Montessori Classroom:
The Prepared Environment
Practical Life Exercise
Language
Making a Booklet
Metal Insets (Language)
Rolling up an activity mat
Brown Stairs (left) & Cylinder Blocks (right)
The classroom is a community where the children learn to respect others as well as themselves. It is orderly and attractive with many carefully designed materials and activities from which they can choose. The organization of the room allows children easy access to a variety of learning experiences. The children are free to engage themselves in activities that interest them. They can spend as much time as needed in any activity.
The Primary curriculum (2 and a half - 6 years old), in the Montessori classroom can be divided into five main areas. In each area there are materials that foster concentration, co-ordination, and discrimination of details are available for children of all levels of abilities and development. The sixth area we have in this classroom is the introduction of French by our Montessori Guide, who is originally from the South of France.
The six areas of the Montessori classroom are the following:
Practical Life: Exercises in this area are meant to build skills for daily living. They assist the child in learning to take care of herself/himself, each other, and the environment. Through tasks such as pouring, polishing, preparing food, tying shoes, rolling a mat, arranging flowers, sewing buttons… and cleaning up and putting away each exercise, children develop coordination, concentration, and good working habits. The child’s self-confidence and independence increase with each accomplishment
2. Sensorial: Activities in this area help children explore the world! They help them to develop and refine their senses and to better discriminate and classify their impressions. Each of the sensorial materials isolates one defining quality such as colour, weight, shape, texture, size, smell, etc. The equipment emphasizes this one particular quality by eliminating or minimizing other differences.

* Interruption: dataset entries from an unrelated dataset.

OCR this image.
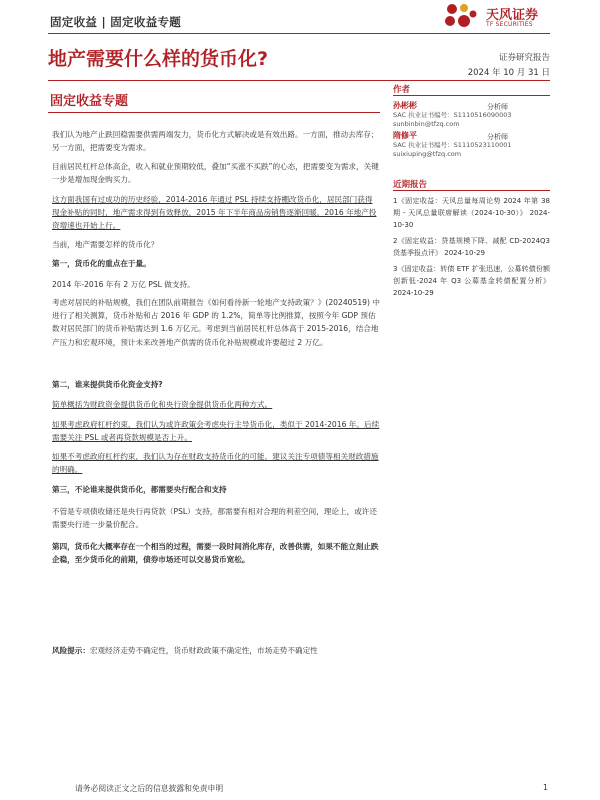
固定收益 | 固定收益专题	天风证券
TF SECURITIES
地产需要什么样的货币化?	证券研究报告
2024 年 10 月 31 日
固定收益专题
我们认为地产止跌回稳需要供需两端发力，货币化方式解决或是有效出路。一方面，推动去库存；另一方面，把需要变为需求。
目前居民杠杆总体高企，收入和就业预期较低，叠加“买涨不买跌”的心态，把需要变为需求，关键一步是增加现金购买力。
这方面我国有过成功的历史经验，2014-2016 年通过 PSL 持续支持棚改货币化，居民部门获得现金补贴的同时，地产需求得到有效释放，2015 年下半年商品房销售逐渐回暖，2016 年地产投资增速也开始上行。
当前，地产需要怎样的货币化？
第一，货币化的重点在于量。
2014 年-2016 年有 2 万亿 PSL 做支持。
考虑对居民的补贴规模，我们在团队前期报告《如何看待新一轮地产支持政策？》(20240519) 中进行了相关测算，货币补贴和占 2016 年 GDP 的 1.2%，简单等比例推算，按照今年 GDP 预估数对居民部门的货币补贴需达到 1.6 万亿元。考虑到当前居民杠杆总体高于 2015-2016，结合地产压力和宏观环境，预计未来改善地产供需的货币化补贴规模或许要超过 2 万亿。
第二，谁来提供货币化资金支持?
简单概括为财政资金提供货币化和央行资金提供货币化两种方式。
如果考虑政府杠杆约束，我们认为或许政策会考虑央行主导货币化，类似于 2014-2016 年。后续需要关注 PSL 或者再贷款规模是否上升。
如果不考虑政府杠杆约束，我们认为存在财政支持货币化的可能，建议关注专项债等相关财政措施的明确。
第三，不论谁来提供货币化，都需要央行配合和支持
不管是专项债收储还是央行再贷款（PSL）支持，都需要有相对合理的利差空间，理论上，或许还需要央行进一步量价配合。
第四，货币化大概率存在一个相当的过程，需要一段时间消化库存，改善供需，如果不能立刻止跌企稳，至少货币化的前期，债券市场还可以交易货币宽松。
风险提示：宏观经济走势不确定性，货币财政政策不确定性，市场走势不确定性
作者
孙彬彬	分析师
SAC 执业证书编号：S1110516090003
sunbinbin@tfzq.com
隋修平	分析师
SAC 执业证书编号：S1110523110001
suixiuping@tfzq.com
近期报告

1《固定收益：天风总量每周论势 2024 年第 38 期 - 天风总量联席解读（2024-10-30）》 2024-10-30

2《固定收益：贷基规模下降、减配 CD-2024Q3 货基季报点评》 2024-10-29

3《固定收益：转债 ETF 扩张迅速，公募转债份额创新低-2024 年 Q3 公募基金转债配置分析》 2024-10-29

请务必阅读正文之后的信息披露和免责申明	1
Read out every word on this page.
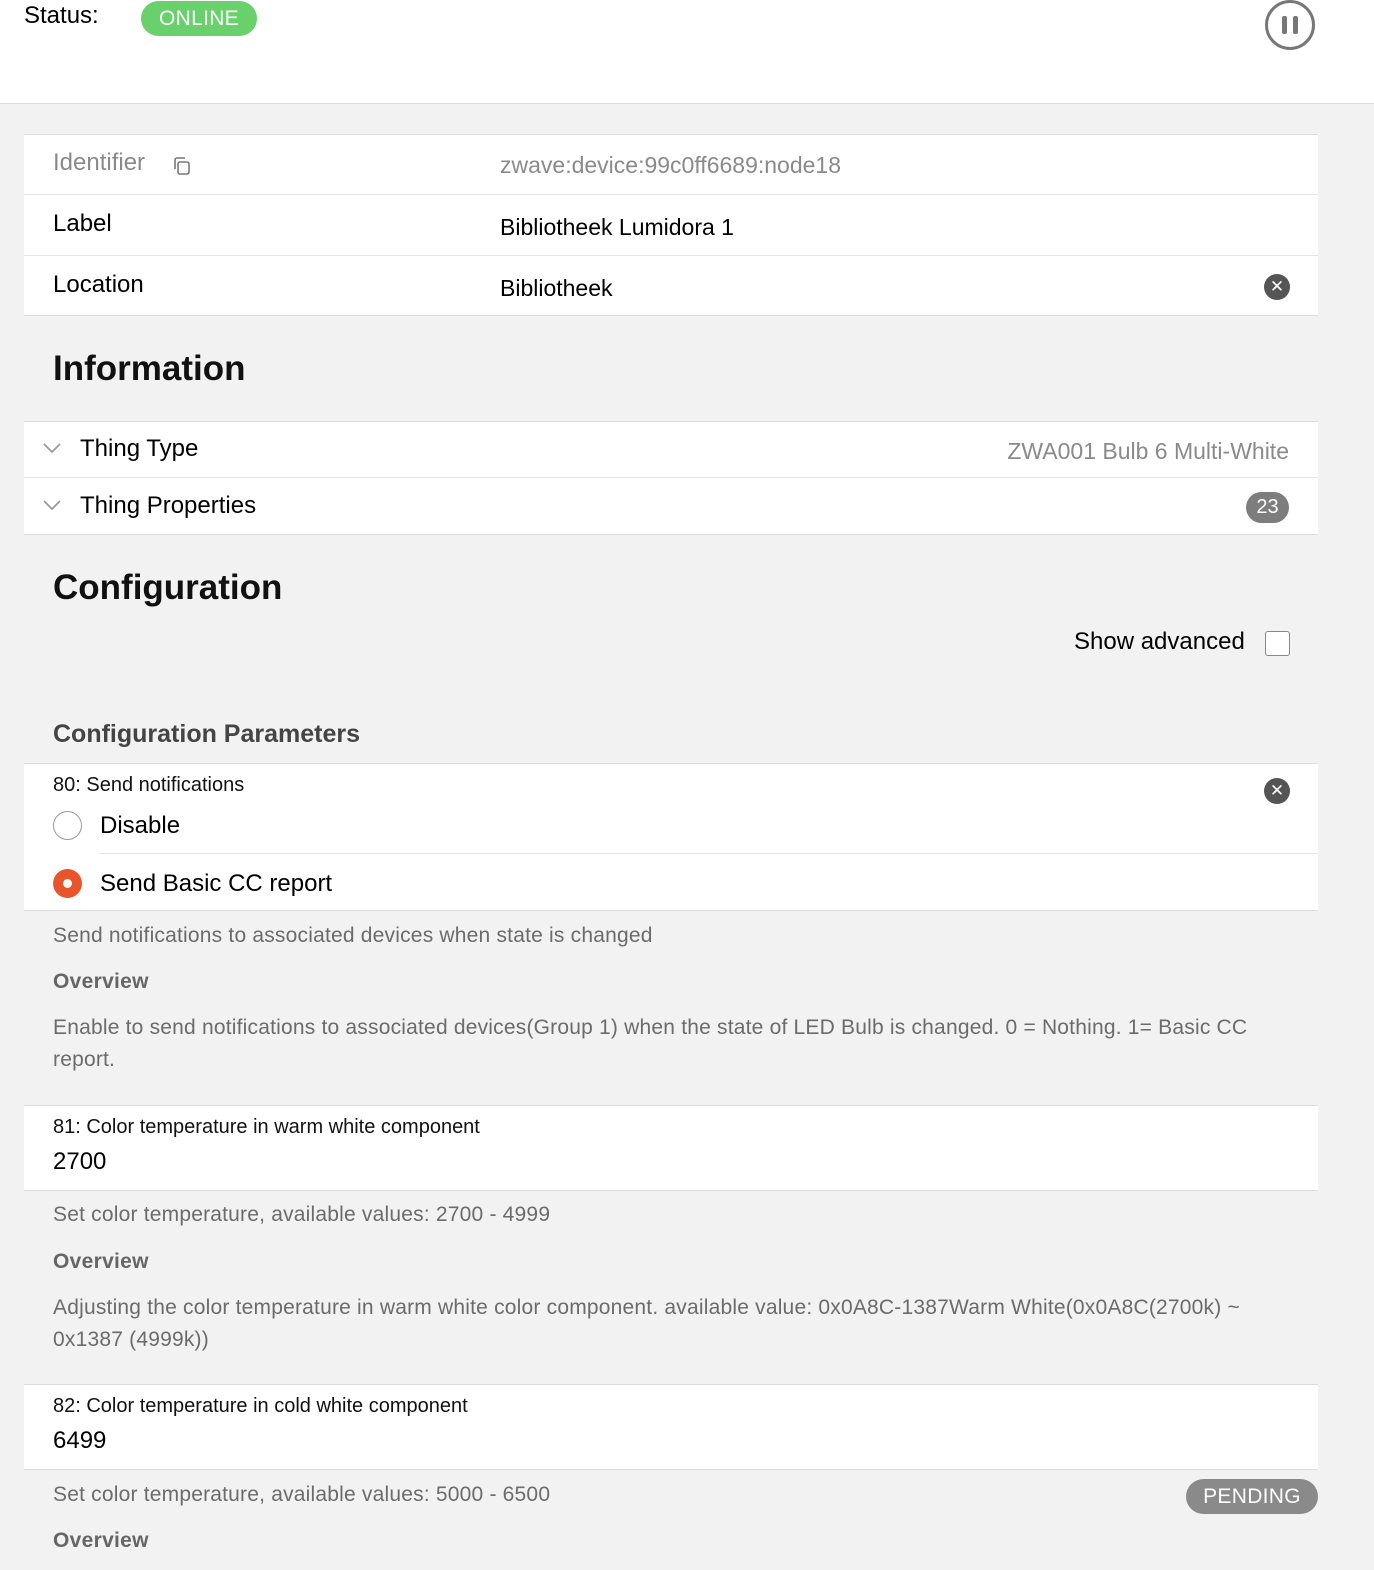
Status:	ONLINE
Identifier	zwave:device:99c0ff6689:node18
Label	Bibliotheek Lumidora 1
Location	Bibliotheek	✕
Information
Thing Type	ZWA001 Bulb 6 Multi-White
Thing Properties	23
Configuration
Show advanced
Configuration Parameters
80: Send notifications	✕
Disable
Send Basic CC report
Send notifications to associated devices when state is changed
Overview
Enable to send notifications to associated devices(Group 1) when the state of LED Bulb is changed. 0 = Nothing. 1= Basic CC report.
81: Color temperature in warm white component
2700
Set color temperature, available values: 2700 - 4999
Overview
Adjusting the color temperature in warm white color component. available value: 0x0A8C-1387Warm White(0x0A8C(2700k) ~ 0x1387 (4999k))
82: Color temperature in cold white component
6499
Set color temperature, available values: 5000 - 6500	PENDING
Overview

3. Language: These exercises nourish the child, enrich her/his vocabulary, enhance self-expression and develop reading and writing skills. The child learns the shapes and sounds of the letters (phonetics) in a way that is completely independent of her/his perfection of the motor skills of writing. She/he learns to write not by writing at first, but by performing a number of purposefully structured activities which prepare her/him both directly and indirectly for facility in handwriting. Writing in cursive letters, word building, matching words and pictures, recognizing phonograms, learning the function that each word (verb, adjective, noun, preposition, etc.), has in a sentence are some of the numerous Language activities in the classroom.
4. Mathematics: This area offers an exciting and concrete experience of number concepts and operations. The child acquires a deep understanding of how numbers function and as she/he learns concrete mathematical concepts, the materials lead the child to the abstract. Because of the concrete nature of the materials, the child is able to work with basic concepts of addition, subtraction, multiplication, division, decimal system, fractions, and more.
5. Language Extensions: Activities in this area include Music, Geography, Art, Science, Zoology and Biology. These areas are fertile fields for exploration and creativity. A rich and varied curriculum is presented through real life experiences and an array of Montessori materials.